A geographic breakdown reveals that rural areas are bearing a disproportionate share of the economic pain compared to urban centers, with rural inflation at 9.48% (non-food inflation hovering near 10%), and urban inflation at 9.25%

This rural-urban disparity underscores that price pressures are no longer just a big-city phenomenon; the rising costs of agricultural inputs, transport, and basic services are hitting the country’s rural heartland even harder.

The structural erosion of the middle class is clearly reflected in the daily struggles of fixed-income households across the capital.

For instance, a mid-level professional in Dhaka earning a fixed monthly salary of Tk45,000 must manage a four-member household against highly unyielding fixed costs.

With a remaining daily budget of just Tk500 for the entire family, balancing the sharp price increases for daily staples like lentils, cooking oil, broiler chicken, eggs, and seasonal vegetables becomes mathematically impossible.

When unexpected medical emergencies arise, these families have no choice but to liquidate their modest savings. Consequently, former baseline consumer staples—such as fish, fresh fruit, and dairy products—are rapidly turning into occasional luxuries.

Catalysts behind inflationary spiral

Macroeconomic analysts point out that the current inflation crisis is being driven by a combination of several interconnected factors.

Rising global crude oil prices, compounded by persistent geopolitical tensions in the Middle East, have significantly increased the country's import bill.

The government executed two consecutive rounds of domestic fuel price hikes in April and May, raising the prices of diesel, kerosene, petrol, and octane by Tk15 to Tk20 per liter.

Recent upward revisions in bulk and retail electricity tariffs have increased production overheads across manufacturing units, commercial enterprises, and cold storage facilities.

The steady decline in the value of the Taka against the US dollar has made imported raw materials more expensive, an effect further aggravated by domestic supply line inefficiencies and market manipulation by middlemen.

In a modern economy, energy acts as a baseline cost aggregator.
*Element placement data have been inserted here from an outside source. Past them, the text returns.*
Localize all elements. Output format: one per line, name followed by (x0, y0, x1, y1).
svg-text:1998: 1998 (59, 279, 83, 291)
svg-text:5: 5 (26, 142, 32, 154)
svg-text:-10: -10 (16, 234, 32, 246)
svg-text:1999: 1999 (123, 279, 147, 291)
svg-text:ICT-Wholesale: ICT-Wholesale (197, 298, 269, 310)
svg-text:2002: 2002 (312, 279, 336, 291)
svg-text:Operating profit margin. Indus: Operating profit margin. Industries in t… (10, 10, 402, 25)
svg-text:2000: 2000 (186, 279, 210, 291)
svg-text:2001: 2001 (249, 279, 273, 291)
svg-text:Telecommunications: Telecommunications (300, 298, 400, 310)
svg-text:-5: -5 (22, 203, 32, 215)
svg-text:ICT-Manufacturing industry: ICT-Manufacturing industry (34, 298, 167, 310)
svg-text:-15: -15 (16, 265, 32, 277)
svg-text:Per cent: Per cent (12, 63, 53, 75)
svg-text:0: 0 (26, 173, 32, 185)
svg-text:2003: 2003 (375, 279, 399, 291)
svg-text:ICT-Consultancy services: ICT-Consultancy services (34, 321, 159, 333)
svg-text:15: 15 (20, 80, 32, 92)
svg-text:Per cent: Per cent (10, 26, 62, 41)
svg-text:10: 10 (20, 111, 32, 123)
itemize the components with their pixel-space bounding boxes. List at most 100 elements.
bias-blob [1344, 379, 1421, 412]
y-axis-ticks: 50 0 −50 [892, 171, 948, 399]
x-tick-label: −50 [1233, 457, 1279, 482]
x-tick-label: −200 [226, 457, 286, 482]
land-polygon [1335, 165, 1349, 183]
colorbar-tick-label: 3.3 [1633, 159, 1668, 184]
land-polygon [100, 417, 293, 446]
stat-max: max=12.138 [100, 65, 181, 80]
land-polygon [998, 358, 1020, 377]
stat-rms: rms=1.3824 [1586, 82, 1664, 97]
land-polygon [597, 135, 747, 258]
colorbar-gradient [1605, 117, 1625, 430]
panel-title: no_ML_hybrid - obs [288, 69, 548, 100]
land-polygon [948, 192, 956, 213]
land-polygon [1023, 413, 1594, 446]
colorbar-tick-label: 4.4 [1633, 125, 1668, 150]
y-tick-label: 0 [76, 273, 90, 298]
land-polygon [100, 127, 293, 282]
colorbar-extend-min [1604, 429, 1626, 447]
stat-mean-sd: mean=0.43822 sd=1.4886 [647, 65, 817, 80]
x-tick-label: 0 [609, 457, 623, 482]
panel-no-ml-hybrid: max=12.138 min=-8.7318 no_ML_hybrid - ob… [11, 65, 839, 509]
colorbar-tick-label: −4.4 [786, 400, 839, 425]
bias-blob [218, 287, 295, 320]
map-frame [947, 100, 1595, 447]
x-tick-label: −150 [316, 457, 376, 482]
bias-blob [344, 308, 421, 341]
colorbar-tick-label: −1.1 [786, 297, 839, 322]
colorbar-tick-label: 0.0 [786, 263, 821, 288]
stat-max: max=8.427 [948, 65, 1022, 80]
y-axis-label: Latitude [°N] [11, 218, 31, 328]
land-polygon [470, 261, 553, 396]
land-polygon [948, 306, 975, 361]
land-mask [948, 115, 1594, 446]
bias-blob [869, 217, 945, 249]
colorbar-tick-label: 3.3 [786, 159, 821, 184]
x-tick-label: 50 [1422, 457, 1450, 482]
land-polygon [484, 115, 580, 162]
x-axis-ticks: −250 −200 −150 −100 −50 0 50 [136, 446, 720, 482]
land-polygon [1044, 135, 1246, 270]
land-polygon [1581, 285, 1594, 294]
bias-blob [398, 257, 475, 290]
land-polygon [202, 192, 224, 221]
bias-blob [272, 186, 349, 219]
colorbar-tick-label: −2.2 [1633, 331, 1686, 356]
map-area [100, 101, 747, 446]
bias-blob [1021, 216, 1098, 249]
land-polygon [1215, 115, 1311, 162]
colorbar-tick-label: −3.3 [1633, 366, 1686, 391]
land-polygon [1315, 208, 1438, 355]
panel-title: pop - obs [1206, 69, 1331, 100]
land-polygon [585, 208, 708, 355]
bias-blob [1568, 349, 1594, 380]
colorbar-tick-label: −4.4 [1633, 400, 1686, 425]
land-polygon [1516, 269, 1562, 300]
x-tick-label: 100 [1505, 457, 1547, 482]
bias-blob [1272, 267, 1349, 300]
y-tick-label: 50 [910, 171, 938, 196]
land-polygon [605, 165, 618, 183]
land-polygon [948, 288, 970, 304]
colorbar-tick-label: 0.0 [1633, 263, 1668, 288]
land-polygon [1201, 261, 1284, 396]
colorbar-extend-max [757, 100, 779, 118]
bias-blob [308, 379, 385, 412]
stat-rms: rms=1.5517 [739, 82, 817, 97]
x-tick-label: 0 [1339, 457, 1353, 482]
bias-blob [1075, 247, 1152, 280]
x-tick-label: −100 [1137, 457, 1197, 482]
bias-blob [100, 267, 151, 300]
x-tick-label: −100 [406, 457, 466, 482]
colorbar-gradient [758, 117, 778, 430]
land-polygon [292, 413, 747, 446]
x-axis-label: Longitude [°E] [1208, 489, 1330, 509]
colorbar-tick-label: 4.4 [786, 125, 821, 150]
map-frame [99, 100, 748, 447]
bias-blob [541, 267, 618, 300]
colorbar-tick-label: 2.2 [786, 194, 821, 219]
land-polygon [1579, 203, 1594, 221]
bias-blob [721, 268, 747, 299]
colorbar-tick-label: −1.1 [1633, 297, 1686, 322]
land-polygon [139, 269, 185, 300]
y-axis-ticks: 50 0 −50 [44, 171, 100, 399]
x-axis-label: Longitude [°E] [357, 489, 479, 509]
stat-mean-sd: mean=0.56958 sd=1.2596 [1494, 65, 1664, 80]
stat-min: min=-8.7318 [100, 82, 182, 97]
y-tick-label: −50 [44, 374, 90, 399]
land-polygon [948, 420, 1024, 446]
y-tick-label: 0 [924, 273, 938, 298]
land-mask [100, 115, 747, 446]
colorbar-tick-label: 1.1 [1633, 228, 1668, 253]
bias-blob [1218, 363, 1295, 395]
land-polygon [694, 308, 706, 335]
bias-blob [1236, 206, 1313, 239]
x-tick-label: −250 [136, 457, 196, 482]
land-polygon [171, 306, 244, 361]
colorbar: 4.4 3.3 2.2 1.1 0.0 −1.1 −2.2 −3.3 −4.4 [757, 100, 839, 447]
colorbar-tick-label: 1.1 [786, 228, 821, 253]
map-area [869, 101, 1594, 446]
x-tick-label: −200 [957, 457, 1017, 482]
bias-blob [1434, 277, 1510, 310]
As fuel and power are foundational inputs for both production and logistics, any tariff increase triggers a cascading price effect across all sectors.

Farmers are facing higher costs for diesel-powered irrigation pumps, transport operators are raising freight charges to move goods to urban wholesale markets, and factories are adjusting their wholesale prices to cover higher utility bills.

Economists warn that the full impact of the recent electricity price hikes will become visibly apparent across retail markets in June and July, likely triggering a fresh wave of price increases for essential food commodities.

The true impact of this inflationary trend is illustrated by the steady decline in real purchasing power.

When headline inflation consistently outpaces wage growth, citizens effectively experience a net pay cut.

  • Average national wage growth (May): 8.21%
  • National inflation (May): 9.42%

Because consumer prices are rising faster than nominal wages, the actual purchasing capacity of fixed incomes is shrinking.

To bridge this financial deficit, a growing number of middle-class families are taking on high-interest informal debt or drastically scaling back their household consumption.

The syndicate problem

One of the primary public mandates for the current administration was dismantling the opaque market syndicates that artificially inflate the prices of essential commodities.

While the state has launched targeted interventions—including the expansion of the Family Card network, direct financial aid via Farmer’s Cards, increased strategic food reserves, and localized market monitoring drives—these measures have yet to deliver consistent relief at the retail level.

Trade analysts note that while mobile courts regularly penalize small, front-line retail vendors, regulatory bodies have yet to establish effective, data-driven oversight over major importers, dominant wholesale hubs (arats), and large corporate agro-processors.

This lack of structural oversight allows artificial supply squeezes and speculative pricing to persist unchecked.